Chapter 36

I WENT OUT INTO THE FRONT GARDEN with Mina. We sat on the front wall waiting for Dad’s car to turn into the street. The door was open behind us, letting a wedge of light out into the dark. Whisper came, slinking through the shadows below the wall. He sat below us, curled against our feet.

“What does it mean,” I said, “if Skellig eats living things and makes pellets like the owls?”

She shrugged.

“We can’t know,” she said.

“What is he?” I said.

“We can’t know. Sometimes we just have to accept there are things we can’t know. Why is your sister ill? Why did my father die?” She held my hand. “Sometimes we think we should be able to know everything. But we can’t. We have to allow ourselves to see what there is to see, and we have to imagine.”

We talked about the fledglings in the nest above us. We tried together to hear their breathing. We wondered what blackbird babies dreamed about.

“Sometimes they’ll be very scared,” said Mina. “They’ll dream about cats climbing toward them. They’ll dream about dangerous crows with ugly beaks. They’ll dream about vicious children plundering the nest. They’ll dream of death all around them. But there’ll be happy dreams as well. Dreams of life. They’ll dream of flying like their parents do. They’ll dream of finding their own tree one day, building their own nest, having their own chicks.”

I held my hand to my heart. What would I feel when they opened the baby’s fragile chest, when they cut into her tiny heart? Mina’s fingers were cold and dry and small. I felt the tiny pulse of blood in them. I felt how my own hand trembled very quickly, very gently.

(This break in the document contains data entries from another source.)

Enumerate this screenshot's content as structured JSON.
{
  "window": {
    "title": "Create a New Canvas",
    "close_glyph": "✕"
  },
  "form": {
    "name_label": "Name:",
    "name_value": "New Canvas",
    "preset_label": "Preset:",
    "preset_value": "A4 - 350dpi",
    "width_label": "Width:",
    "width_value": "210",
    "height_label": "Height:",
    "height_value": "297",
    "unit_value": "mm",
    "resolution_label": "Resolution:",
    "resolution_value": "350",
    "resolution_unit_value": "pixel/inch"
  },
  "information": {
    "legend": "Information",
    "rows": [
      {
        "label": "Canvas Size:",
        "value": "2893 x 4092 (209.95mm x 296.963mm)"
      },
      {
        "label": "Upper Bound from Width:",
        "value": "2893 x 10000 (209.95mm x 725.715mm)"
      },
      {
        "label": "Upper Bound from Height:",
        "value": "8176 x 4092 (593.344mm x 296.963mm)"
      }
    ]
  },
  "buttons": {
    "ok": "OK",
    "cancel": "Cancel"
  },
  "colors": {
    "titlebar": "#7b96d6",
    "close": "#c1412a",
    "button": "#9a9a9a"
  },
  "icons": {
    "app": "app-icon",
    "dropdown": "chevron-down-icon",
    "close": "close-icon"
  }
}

“We’re still like chicks,” she said. “Happy half the time, half the time dead scared.”

I closed my eyes and tried to discover where the happy half was hiding. I felt the tears trickling through my tightly closed eyelids. I felt Whisper’s claws tugging at my jeans. I wanted to be all alone in an attic like Skellig, with just the owls and the moonlight and an oblivious heart.

“You’re so brave,” said Mina.

And then Dad’s car came, with its blaring engine and its glaring lights, and the fear just increased and increased and increased.